The story itself, while delving into expansive issues such as religion, science and faith, still manages to feel minimalist in nature. Director Andy Smith, through having the audience sit in a small circle around the actors, creates a sense of intimacy which is, at times, unsettling. When the fourth wall breaks and audience members are asked to read from the book, the collective becomes singular. Individual imagination is encouraged as much as a sense of a group think – something made all the more fascinating when a character proclaims that “belief is the end of intelligence”.
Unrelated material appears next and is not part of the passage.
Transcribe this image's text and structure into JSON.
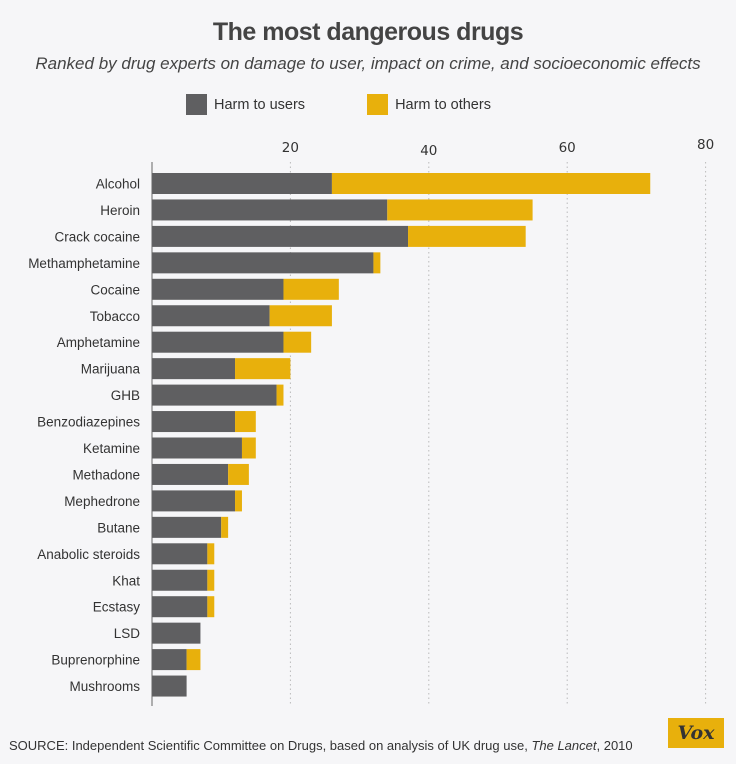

Line of Duty‘s Susan Vidler plays Anna, an outsider to a world that is preparing for an apocalyptic event, for whom its inhabitants – amongst them a fanatical young person named Sol (Shyvonne Ahmmad) – speak through the same book audiences read. It’s one of the many ‘meta’ or self-referential elements in the 70-minute production, with another being author Crouch playing the fictional book’s supposed author, Miles. To describe the play is hard, to feel lost and overwhelmed is easy. Soon we are as reliant on the book to follow the story as the actors are themselves – a belief system to offer a source of comfort. Yet when this very system collapses as the play progresses, the outcome is detrimental and brilliantly subversive.

In any other production, seeing actors dependant on a script on the stage would be a valid criticism, but this is show is certainly unusual. While the playtext is read with conviction from the cast, it’s somewhat paradoxical that it’s when they go off-script that it gets particularly interesting. In one scene, Vidler and Ahmmad act only with facial expressions as audience members read their lines for them. At other points they abandon the book altogether, and the attention is on them. Everyone has their own reading speed, but with actors in control of when to turn the page, their manipulation of the pacing only adds to the play’s intensity.

It works, too. For in addition to the book containing the script, it also features vivid illustrations from artist Rachana Jadhav, often used for backstories or exposition which doesn’t lend itself well to the stripped-back nature of the set. The result makes the novel almost biblical. Both on and off the page, Total Immediate Collective Imminent Salvation is ethereal and unnerving. This is one story which you definitely don’t want to skip ahead.

Total Immediate Collective Imminent Terrestrial Salvation is now playing at the Royal Court Theatre until 21 September.

Disclaimer: I was invited to watch Total Immediate Terrestrial Salvation for free in exchange for a review of the performance. I did not receive payment for this review. All opinions stated are honest and my own.